On the power of fun.
He argues that we should never underestimate the power of fun in creating value. Sport is meant to be fun, that is why we started playing it, and it can become too serious and tribalistic, intimidating to newcomers. Snapchat, he says, brings it back to fun and lets people be part of the World Cup party even if they do not care about the result.
The World Cup is a cultural festival, and athletes show up freely because there are no likes
On the World Cup plan.
Personally, he's supporting Scotland, drawn in a group with Brazil. For Snap, the moments are much bigger than the pitch: the kit launches, the squad hype, upsets like Saudi Arabia beating Messi's Argentina. Snap will run AR lenses for fans to show off their fandom, content from partners like Copa90 and Football Co, and a creator program capturing what is happening around the US, while Copa90 tour US cities to meet fan groups from around the world. The ripple effect of those 90 minutes, he says, is sometimes more powerful than what happens on the pitch.

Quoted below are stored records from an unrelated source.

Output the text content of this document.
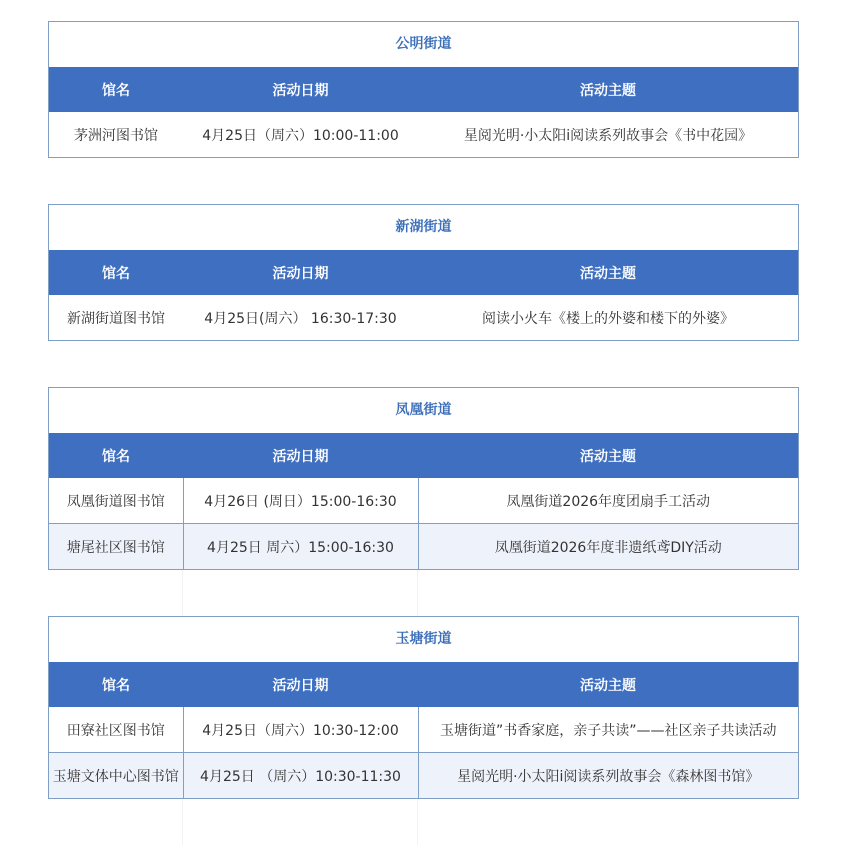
公明街道
馆名	活动日期	活动主题
茅洲河图书馆	4月25日（周六）10:00-11:00	星阅光明·小太阳i阅读系列故事会《书中花园》
新湖街道
馆名	活动日期	活动主题
新湖街道图书馆	4月25日(周六） 16:30-17:30	阅读小火车《楼上的外婆和楼下的外婆》
凤凰街道
馆名	活动日期	活动主题
凤凰街道图书馆	4月26日 (周日）15:00-16:30	凤凰街道2026年度团扇手工活动
塘尾社区图书馆	4月25日 周六）15:00-16:30	凤凰街道2026年度非遗纸鸢DIY活动
玉塘街道
馆名	活动日期	活动主题
田寮社区图书馆	4月25日（周六）10:30-12:00	玉塘街道”书香家庭，亲子共读”——社区亲子共读活动
玉塘文体中心图书馆	4月25日 （周六）10:30-11:30	星阅光明·小太阳i阅读系列故事会《森林图书馆》
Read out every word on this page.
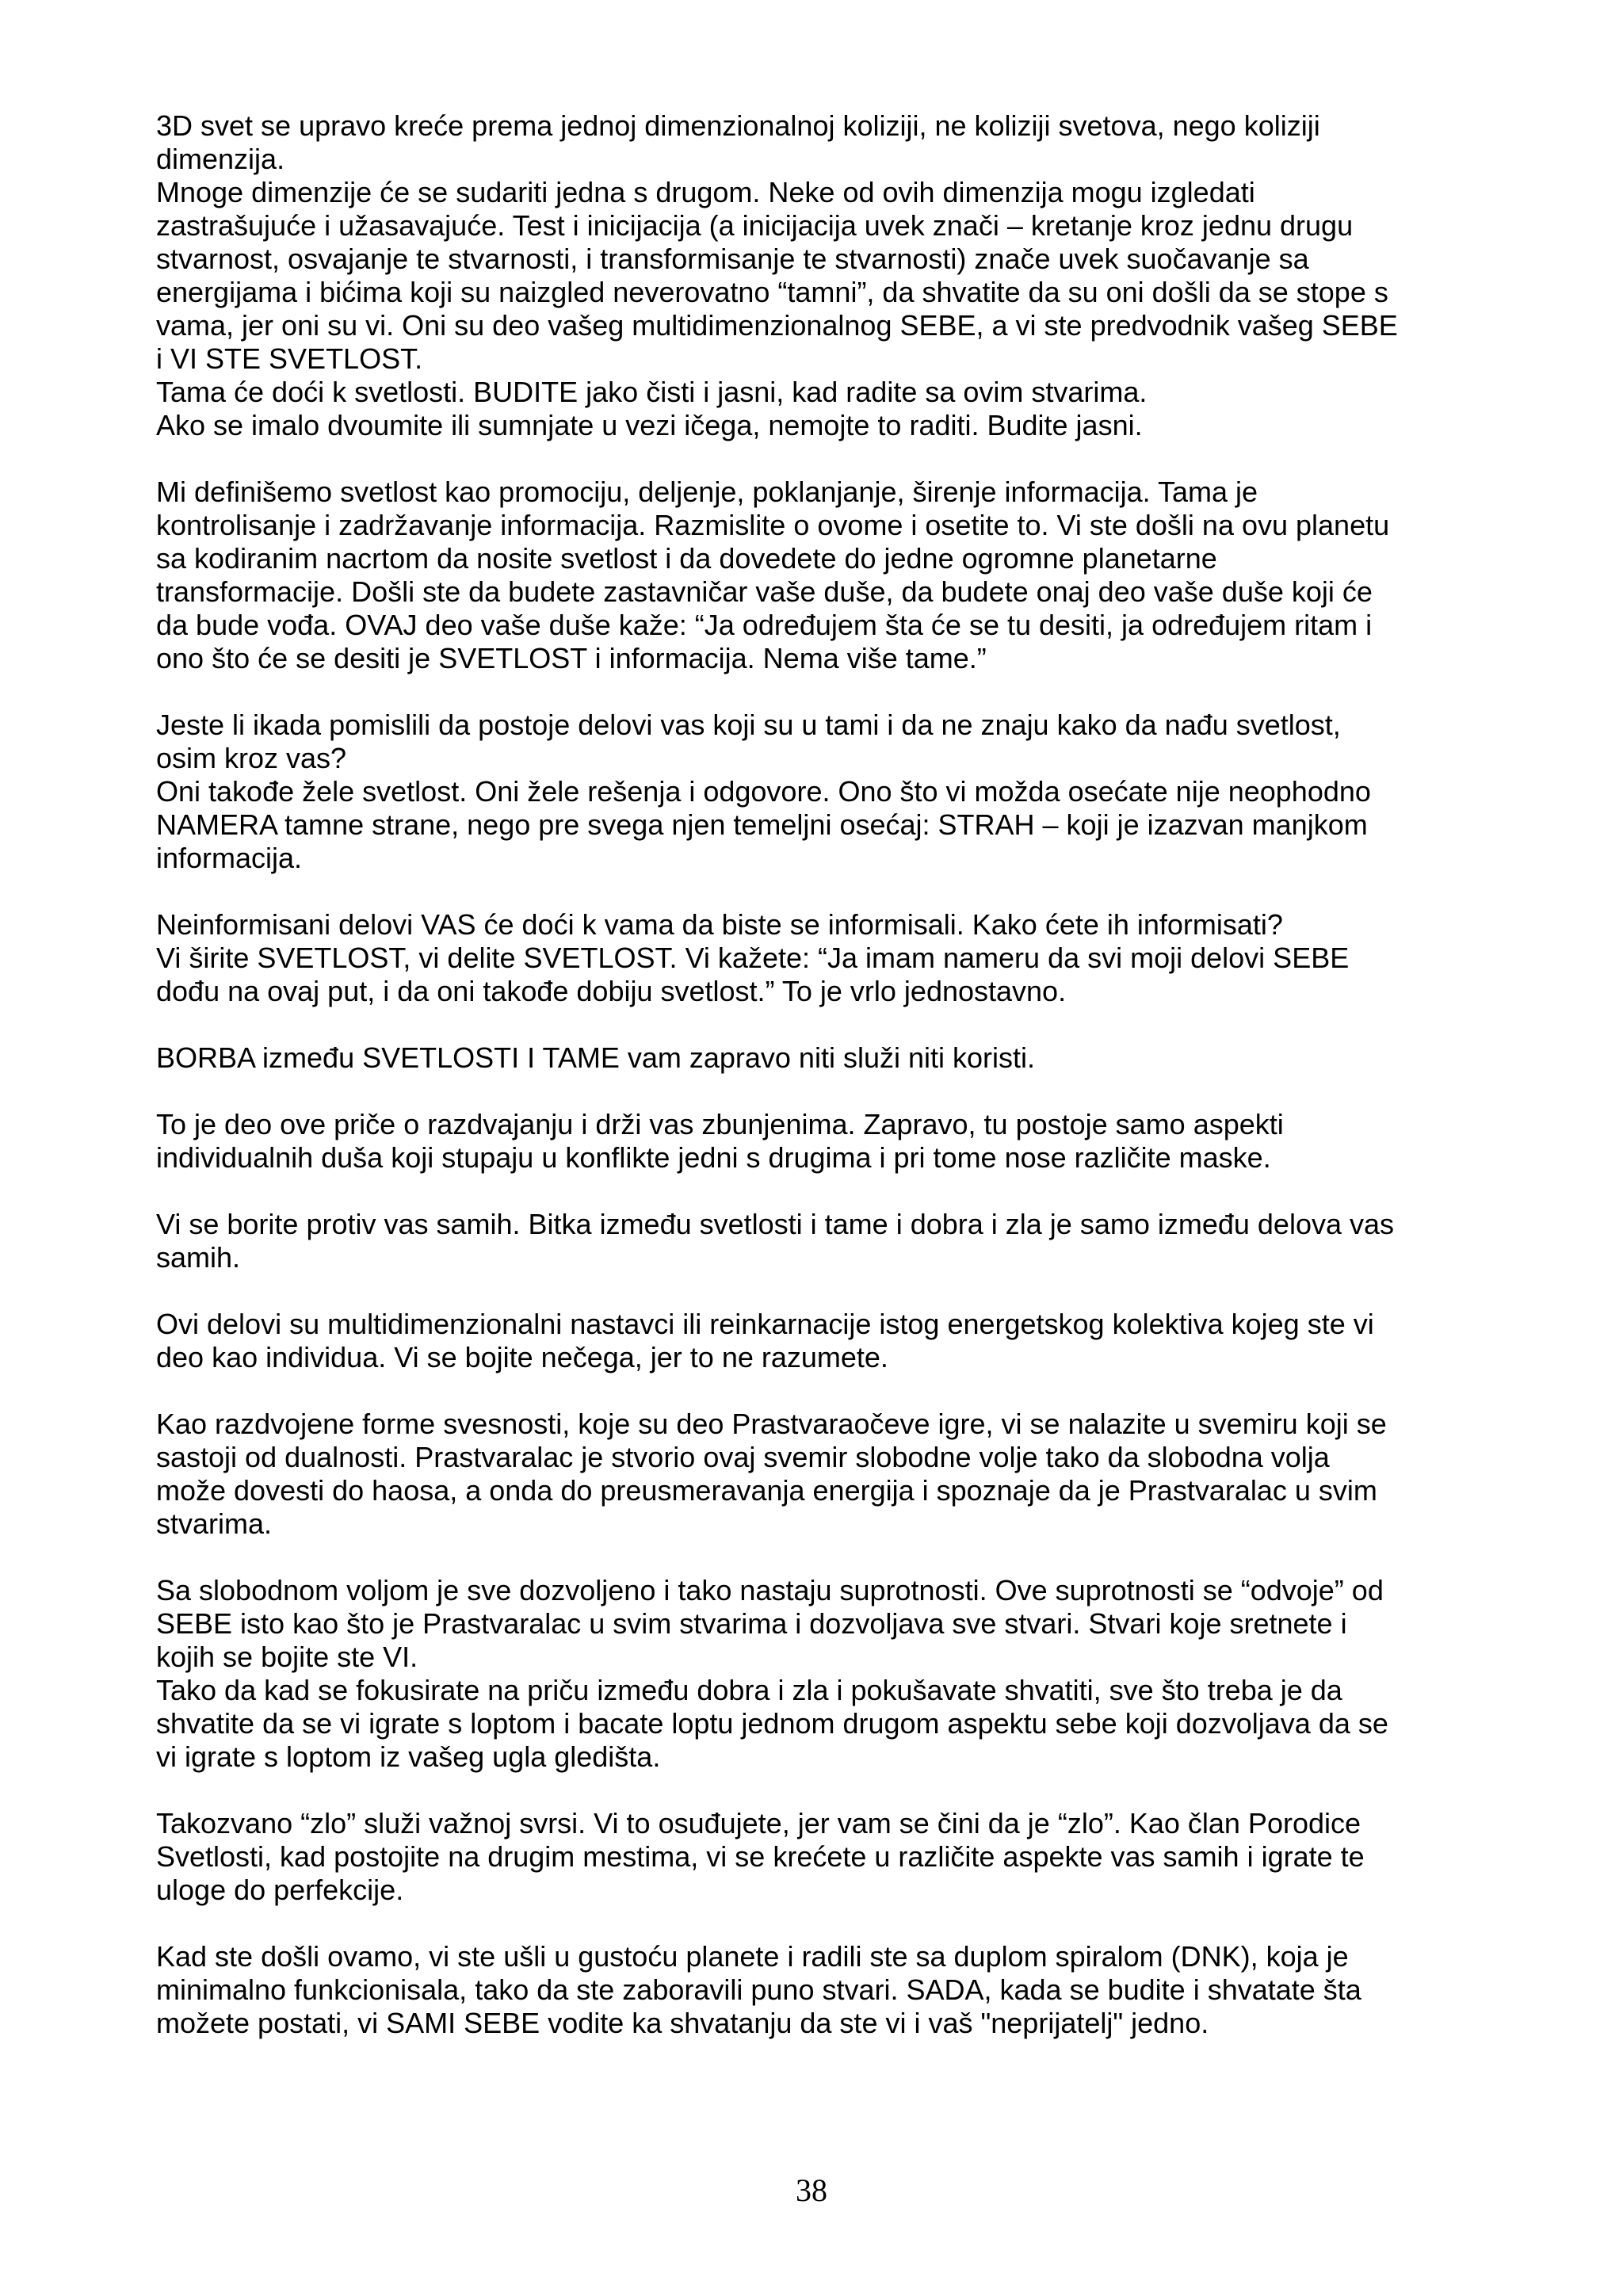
3D svet se upravo kreće prema jednoj dimenzionalnoj koliziji, ne koliziji svetova, nego koliziji
dimenzija.
Mnoge dimenzije će se sudariti jedna s drugom. Neke od ovih dimenzija mogu izgledati
zastrašujuće i užasavajuće. Test i inicijacija (a inicijacija uvek znači – kretanje kroz jednu drugu
stvarnost, osvajanje te stvarnosti, i transformisanje te stvarnosti) znače uvek suočavanje sa
energijama i bićima koji su naizgled neverovatno “tamni”, da shvatite da su oni došli da se stope s
vama, jer oni su vi. Oni su deo vašeg multidimenzionalnog SEBE, a vi ste predvodnik vašeg SEBE
i VI STE SVETLOST.
Tama će doći k svetlosti. BUDITE jako čisti i jasni, kad radite sa ovim stvarima.
Ako se imalo dvoumite ili sumnjate u vezi ičega, nemojte to raditi. Budite jasni.
Mi definišemo svetlost kao promociju, deljenje, poklanjanje, širenje informacija. Tama je
kontrolisanje i zadržavanje informacija. Razmislite o ovome i osetite to. Vi ste došli na ovu planetu
sa kodiranim nacrtom da nosite svetlost i da dovedete do jedne ogromne planetarne
transformacije. Došli ste da budete zastavničar vaše duše, da budete onaj deo vaše duše koji će
da bude vođa. OVAJ deo vaše duše kaže: “Ja određujem šta će se tu desiti, ja određujem ritam i
ono što će se desiti je SVETLOST i informacija. Nema više tame.”
Jeste li ikada pomislili da postoje delovi vas koji su u tami i da ne znaju kako da nađu svetlost,
osim kroz vas?
Oni takođe žele svetlost. Oni žele rešenja i odgovore. Ono što vi možda osećate nije neophodno
NAMERA tamne strane, nego pre svega njen temeljni osećaj: STRAH – koji je izazvan manjkom
informacija.
Neinformisani delovi VAS će doći k vama da biste se informisali. Kako ćete ih informisati?
Vi širite SVETLOST, vi delite SVETLOST. Vi kažete: “Ja imam nameru da svi moji delovi SEBE
dođu na ovaj put, i da oni takođe dobiju svetlost.” To je vrlo jednostavno.
BORBA između SVETLOSTI I TAME vam zapravo niti služi niti koristi.
To je deo ove priče o razdvajanju i drži vas zbunjenima. Zapravo, tu postoje samo aspekti
individualnih duša koji stupaju u konflikte jedni s drugima i pri tome nose različite maske.
Vi se borite protiv vas samih. Bitka između svetlosti i tame i dobra i zla je samo između delova vas
samih.
Ovi delovi su multidimenzionalni nastavci ili reinkarnacije istog energetskog kolektiva kojeg ste vi
deo kao individua. Vi se bojite nečega, jer to ne razumete.
Kao razdvojene forme svesnosti, koje su deo Prastvaraočeve igre, vi se nalazite u svemiru koji se
sastoji od dualnosti. Prastvaralac je stvorio ovaj svemir slobodne volje tako da slobodna volja
može dovesti do haosa, a onda do preusmeravanja energija i spoznaje da je Prastvaralac u svim
stvarima.
Sa slobodnom voljom je sve dozvoljeno i tako nastaju suprotnosti. Ove suprotnosti se “odvoje” od
SEBE isto kao što je Prastvaralac u svim stvarima i dozvoljava sve stvari. Stvari koje sretnete i
kojih se bojite ste VI.
Tako da kad se fokusirate na priču između dobra i zla i pokušavate shvatiti, sve što treba je da
shvatite da se vi igrate s loptom i bacate loptu jednom drugom aspektu sebe koji dozvoljava da se
vi igrate s loptom iz vašeg ugla gledišta.
Takozvano “zlo” služi važnoj svrsi. Vi to osuđujete, jer vam se čini da je “zlo”. Kao član Porodice
Svetlosti, kad postojite na drugim mestima, vi se krećete u različite aspekte vas samih i igrate te
uloge do perfekcije.
Kad ste došli ovamo, vi ste ušli u gustoću planete i radili ste sa duplom spiralom (DNK), koja je
minimalno funkcionisala, tako da ste zaboravili puno stvari. SADA, kada se budite i shvatate šta
možete postati, vi SAMI SEBE vodite ka shvatanju da ste vi i vaš "neprijatelj" jedno.
38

The freedom of no likes, followers or comments
Erling Haaland is a massive Snapchatter because he feels safe using it. On Snapchat there are no followers, likes or comments, a deliberate design from the start, and Macaulay says that freedom lets athletes be themselves without fear of reprisal. That is why athlete use is growing: it is them in an ice bath, having a steak or playing FIFA, rather than their polished public selves.
Say yes when it is uncomfortable, and never fixate on sport alone
On leadership.
Leadership is a journey where you never arrive, Macaulay says. He remembers being intimidated starting out and the people who gave him a chance, and sees his job as bringing people up and staying open to new perspectives. He mentors two people and finds that reverse mentorship keeps him fresh, which he ties back to always growing rather than staying in the same place.
On the career advice.
For anyone entering sports media, he says focusing on sport is probably a falsehood: figure out what you are good at, double down, then bring that expertise into sport. Be curious, ask questions, and ask for mentorship, which he wishes he had done earlier. His overarching advice is to take risks, because the more uncomfortable he feels, the more he wants to say yes, echoing Richard Branson's line about saying yes and figuring it out afterwards.
Is our content building fandom young in a way that lifts long-term commercial value, or are we making content for its own sake, disconnected from where fans actually spend their attention?